I’m writing this on the eve of the most important road trip of our lives.

On 6/15, Kona Bear my sweet Boston Terrier/French Bulldog mix was diagnosed with a 3cm Glioma tumor in the right frontal lobe. The day prior, she presented alarming neurological symptoms that her vet was ill-equipped to handle. Her diagnostic odyssey was similar to mine.

That fateful Friday afternoon, Kona’s neurologist pulled me in a room and showed me the MRI images before the entire scan had been completed. My worst fear was confirmed. My best friend was given 4-8 weeks to live without an intervention.

Fast forward two weeks, and we received confirmation from Dr. Bentley at Purdue University that Kona will undergo surgery to remove her tumor on July 5th. Three weeks after she first showed signs of something being wrong. In the time between diagnosis and our trip, my life has been filled with extreme highs and lows. It was topped off with Kona having a seizure on my face this past Friday night. I was asleep in bed with her when she walked over to me before it started. Thankfully, I had an idea of what to do. Before that, Kona had not had a seizure in my presence (if at all).

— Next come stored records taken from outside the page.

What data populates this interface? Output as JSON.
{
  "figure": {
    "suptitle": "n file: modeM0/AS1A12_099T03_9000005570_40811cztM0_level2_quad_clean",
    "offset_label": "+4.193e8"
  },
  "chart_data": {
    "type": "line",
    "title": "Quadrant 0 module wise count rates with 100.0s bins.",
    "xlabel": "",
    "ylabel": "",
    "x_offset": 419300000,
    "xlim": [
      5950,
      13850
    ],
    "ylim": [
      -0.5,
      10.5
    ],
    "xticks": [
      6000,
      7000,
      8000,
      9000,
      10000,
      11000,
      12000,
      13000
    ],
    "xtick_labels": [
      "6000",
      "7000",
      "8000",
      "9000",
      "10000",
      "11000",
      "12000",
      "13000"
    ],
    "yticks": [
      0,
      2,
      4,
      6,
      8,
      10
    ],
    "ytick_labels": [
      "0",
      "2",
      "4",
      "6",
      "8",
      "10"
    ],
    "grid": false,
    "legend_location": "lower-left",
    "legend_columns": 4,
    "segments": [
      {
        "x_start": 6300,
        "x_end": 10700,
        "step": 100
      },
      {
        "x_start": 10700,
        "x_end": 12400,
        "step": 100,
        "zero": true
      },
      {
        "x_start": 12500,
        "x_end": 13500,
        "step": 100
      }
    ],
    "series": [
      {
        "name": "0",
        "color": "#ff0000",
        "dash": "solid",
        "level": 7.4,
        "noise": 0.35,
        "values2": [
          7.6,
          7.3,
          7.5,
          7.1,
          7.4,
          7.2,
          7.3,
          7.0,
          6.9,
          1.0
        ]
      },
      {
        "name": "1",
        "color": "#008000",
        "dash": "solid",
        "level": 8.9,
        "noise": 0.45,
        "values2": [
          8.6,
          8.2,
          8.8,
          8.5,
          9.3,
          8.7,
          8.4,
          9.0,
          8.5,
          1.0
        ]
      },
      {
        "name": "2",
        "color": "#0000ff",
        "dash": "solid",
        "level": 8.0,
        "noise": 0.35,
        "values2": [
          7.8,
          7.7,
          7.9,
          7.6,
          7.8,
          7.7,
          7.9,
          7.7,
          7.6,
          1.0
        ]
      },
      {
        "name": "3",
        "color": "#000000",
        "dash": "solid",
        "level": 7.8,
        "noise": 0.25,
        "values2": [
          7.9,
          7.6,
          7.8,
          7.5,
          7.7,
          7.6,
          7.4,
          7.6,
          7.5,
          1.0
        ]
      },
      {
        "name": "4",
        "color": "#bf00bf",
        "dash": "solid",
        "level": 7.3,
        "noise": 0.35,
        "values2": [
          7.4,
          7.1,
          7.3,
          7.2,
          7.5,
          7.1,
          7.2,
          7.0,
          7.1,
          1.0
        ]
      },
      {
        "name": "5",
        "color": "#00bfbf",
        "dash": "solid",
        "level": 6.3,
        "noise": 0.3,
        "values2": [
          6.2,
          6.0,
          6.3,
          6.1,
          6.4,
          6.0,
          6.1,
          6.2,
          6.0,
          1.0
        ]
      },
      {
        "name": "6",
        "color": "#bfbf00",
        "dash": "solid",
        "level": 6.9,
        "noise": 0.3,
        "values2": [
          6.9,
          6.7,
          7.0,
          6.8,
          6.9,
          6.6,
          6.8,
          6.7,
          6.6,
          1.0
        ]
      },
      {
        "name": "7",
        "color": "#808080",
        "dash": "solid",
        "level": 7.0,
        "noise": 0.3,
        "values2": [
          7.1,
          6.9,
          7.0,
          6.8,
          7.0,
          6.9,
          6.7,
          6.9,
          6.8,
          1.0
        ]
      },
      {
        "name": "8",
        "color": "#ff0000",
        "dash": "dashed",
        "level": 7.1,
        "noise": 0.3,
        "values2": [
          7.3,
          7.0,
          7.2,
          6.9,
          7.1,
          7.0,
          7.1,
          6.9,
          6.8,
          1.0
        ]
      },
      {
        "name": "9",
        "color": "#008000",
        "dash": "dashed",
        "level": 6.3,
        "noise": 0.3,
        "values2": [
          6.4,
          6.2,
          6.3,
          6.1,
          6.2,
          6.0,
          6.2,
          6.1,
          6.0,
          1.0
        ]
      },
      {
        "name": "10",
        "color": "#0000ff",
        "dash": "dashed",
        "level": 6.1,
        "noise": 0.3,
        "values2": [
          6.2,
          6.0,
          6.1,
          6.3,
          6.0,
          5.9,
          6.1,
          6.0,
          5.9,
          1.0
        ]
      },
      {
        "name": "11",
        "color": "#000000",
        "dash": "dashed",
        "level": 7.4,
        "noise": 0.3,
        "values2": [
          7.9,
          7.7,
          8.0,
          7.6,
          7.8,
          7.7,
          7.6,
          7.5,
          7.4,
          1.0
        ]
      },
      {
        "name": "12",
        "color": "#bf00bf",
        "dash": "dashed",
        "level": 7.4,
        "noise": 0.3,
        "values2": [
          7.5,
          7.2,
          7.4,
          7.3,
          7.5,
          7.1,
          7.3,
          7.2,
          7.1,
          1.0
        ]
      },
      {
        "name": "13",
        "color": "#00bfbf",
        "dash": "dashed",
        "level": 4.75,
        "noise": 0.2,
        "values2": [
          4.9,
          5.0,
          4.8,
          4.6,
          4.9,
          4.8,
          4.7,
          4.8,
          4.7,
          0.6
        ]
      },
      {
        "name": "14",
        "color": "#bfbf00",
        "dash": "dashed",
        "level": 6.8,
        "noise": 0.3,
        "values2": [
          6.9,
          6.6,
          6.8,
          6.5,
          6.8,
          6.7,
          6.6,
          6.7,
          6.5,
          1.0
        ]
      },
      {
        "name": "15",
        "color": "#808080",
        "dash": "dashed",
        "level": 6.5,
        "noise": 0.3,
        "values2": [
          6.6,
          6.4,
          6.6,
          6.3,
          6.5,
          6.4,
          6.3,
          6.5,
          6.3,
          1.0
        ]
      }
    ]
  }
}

Once I began researching Canine Glioma, I was shocked to discover how closely linked dogs are to humans. We are the two species that grow primary brain tumors and our DNA is similar, making research on canines very valuable and easier to translate for human trials. Additionally, dogs and humans live in the same environments and are exposed to similar variables, so the documented side effects from clinical trials are more meaningful. Despite this, the outcomes for both canine and human glioma are grim.

I am dedicated to saving Kona and furthering science. I believe Kona holds data that can help researchers better understand glioma, the effects of surgery and chemotherapy for these tumors.

Tomorrow we embark on a new journey to change translational science.